Elizabeth looked at him.
"You sound like you understand that," she said.
He looked back at her. "I might."
They walked.
Ahead of them, Mia had stopped at a window display and was looking at something, her breath making small clouds in the cold air.
"Thank you," Elizabeth said. Not quietly. Not loud. Just at the right volume for two people walking close together at night.
"For what."
"For this week. For being here every day. For the hot chocolate and the ice skating and the film and the cooking that was actually edible this time."
"You cleared the pot.” he said.
"I couldn’t let food go to waste"
He looked at her, their smile mutual. Just when a sweet sensation began bubbling in his tummy, she looked away.
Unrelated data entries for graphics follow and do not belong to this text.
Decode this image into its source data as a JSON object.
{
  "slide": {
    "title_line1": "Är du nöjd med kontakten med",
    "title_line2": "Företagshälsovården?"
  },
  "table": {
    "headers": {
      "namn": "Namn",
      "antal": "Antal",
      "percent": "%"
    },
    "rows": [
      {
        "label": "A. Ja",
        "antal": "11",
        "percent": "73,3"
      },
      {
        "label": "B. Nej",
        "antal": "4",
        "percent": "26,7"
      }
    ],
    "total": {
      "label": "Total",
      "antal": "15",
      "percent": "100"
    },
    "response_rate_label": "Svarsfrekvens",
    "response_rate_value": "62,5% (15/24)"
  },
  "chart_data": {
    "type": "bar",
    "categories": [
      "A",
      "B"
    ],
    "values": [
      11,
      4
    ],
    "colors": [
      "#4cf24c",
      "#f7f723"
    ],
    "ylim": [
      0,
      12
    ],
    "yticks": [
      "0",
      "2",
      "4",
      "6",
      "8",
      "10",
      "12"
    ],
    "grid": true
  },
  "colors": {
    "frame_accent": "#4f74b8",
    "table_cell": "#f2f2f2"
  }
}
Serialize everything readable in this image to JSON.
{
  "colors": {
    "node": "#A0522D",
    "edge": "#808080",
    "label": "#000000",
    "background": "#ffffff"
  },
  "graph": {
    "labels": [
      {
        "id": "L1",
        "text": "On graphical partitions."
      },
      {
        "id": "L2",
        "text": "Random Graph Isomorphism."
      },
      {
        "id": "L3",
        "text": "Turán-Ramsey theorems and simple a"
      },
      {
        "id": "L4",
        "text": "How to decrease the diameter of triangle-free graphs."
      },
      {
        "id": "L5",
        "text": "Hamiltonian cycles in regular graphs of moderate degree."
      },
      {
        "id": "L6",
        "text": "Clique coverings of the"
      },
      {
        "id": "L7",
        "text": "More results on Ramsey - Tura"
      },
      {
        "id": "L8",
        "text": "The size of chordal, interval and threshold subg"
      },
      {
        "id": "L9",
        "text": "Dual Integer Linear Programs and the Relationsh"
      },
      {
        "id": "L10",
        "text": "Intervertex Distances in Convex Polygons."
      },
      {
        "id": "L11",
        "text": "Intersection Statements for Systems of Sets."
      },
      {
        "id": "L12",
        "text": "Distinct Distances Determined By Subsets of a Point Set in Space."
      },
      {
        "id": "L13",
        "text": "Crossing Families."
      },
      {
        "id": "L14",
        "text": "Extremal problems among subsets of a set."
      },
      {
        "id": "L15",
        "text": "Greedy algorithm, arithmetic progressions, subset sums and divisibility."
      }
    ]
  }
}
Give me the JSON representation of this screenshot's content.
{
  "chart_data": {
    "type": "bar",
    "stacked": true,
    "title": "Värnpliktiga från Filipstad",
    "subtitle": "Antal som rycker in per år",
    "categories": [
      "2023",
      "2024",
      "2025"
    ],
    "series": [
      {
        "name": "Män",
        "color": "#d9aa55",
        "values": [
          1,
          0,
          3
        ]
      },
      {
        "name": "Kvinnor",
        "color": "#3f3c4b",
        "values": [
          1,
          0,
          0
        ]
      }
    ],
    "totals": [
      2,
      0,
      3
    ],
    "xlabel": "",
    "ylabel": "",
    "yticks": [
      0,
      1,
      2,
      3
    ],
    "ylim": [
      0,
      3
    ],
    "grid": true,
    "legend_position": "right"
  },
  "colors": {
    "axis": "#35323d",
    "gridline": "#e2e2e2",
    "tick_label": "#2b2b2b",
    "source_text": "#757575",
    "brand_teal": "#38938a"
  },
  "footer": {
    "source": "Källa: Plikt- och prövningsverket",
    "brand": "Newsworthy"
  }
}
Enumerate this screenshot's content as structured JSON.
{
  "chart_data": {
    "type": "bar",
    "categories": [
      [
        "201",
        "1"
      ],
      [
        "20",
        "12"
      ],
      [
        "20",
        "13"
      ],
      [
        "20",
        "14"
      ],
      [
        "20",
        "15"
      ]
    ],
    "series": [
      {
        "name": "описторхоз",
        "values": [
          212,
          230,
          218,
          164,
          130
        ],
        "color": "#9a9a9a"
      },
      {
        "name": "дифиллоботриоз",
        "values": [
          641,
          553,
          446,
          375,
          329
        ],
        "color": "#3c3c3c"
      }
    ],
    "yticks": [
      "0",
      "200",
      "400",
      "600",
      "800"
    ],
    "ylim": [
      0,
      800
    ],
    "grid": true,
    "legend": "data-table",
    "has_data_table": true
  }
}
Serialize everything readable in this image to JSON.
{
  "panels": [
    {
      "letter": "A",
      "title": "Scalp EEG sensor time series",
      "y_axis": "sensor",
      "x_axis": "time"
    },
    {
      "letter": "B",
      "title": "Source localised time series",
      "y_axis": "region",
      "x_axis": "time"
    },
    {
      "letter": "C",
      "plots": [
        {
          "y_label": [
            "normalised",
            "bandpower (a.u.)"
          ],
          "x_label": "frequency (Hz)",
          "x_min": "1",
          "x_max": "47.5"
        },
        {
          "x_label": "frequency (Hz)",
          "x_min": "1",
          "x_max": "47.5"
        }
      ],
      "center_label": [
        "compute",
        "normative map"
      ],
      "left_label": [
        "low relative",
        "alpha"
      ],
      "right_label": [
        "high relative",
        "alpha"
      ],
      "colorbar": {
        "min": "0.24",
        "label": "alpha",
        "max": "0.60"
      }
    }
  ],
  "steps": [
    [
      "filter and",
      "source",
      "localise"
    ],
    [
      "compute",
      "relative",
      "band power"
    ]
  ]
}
Darcy smile widened. He had seen that before. It was what Elizabeth Bennet did when she was blushing.
NINETEEN
DARCY's SISTER, Georgiana arrived on Christmas morning at ten o'clock with two large bags, a wreath she had made herself, and a smile that could melt the hardest of faces.
Mia had the door open before the knock finished.
"You are taller," Georgiana said, pulling her into a hug immediately. "You were not this tall when last I saw you."
"I grew four centimetres," Mia said into her shoulder. "Mr. Darcy measured me."
"He would."
The two cousins exchanged pleasantries, condolences and gist before Elizabeth came downstairs to join the party.
Elizabeth had been trying for minutes, not to stand at the foot of the stairs before Georgiana arrived. She had made cinnamon rolls, arranged the kitchen, and reorganised everything she thought needed reorganising. The truth was that she had heard about Georgiana Darcy for years — from Charlotte, from Bingley, from Darcy himself in the small ways he mentioned her without meaning to — and had never once been in the same room as her. Even at Charlotte’s wedding, she couldn’t remember being introduced to her.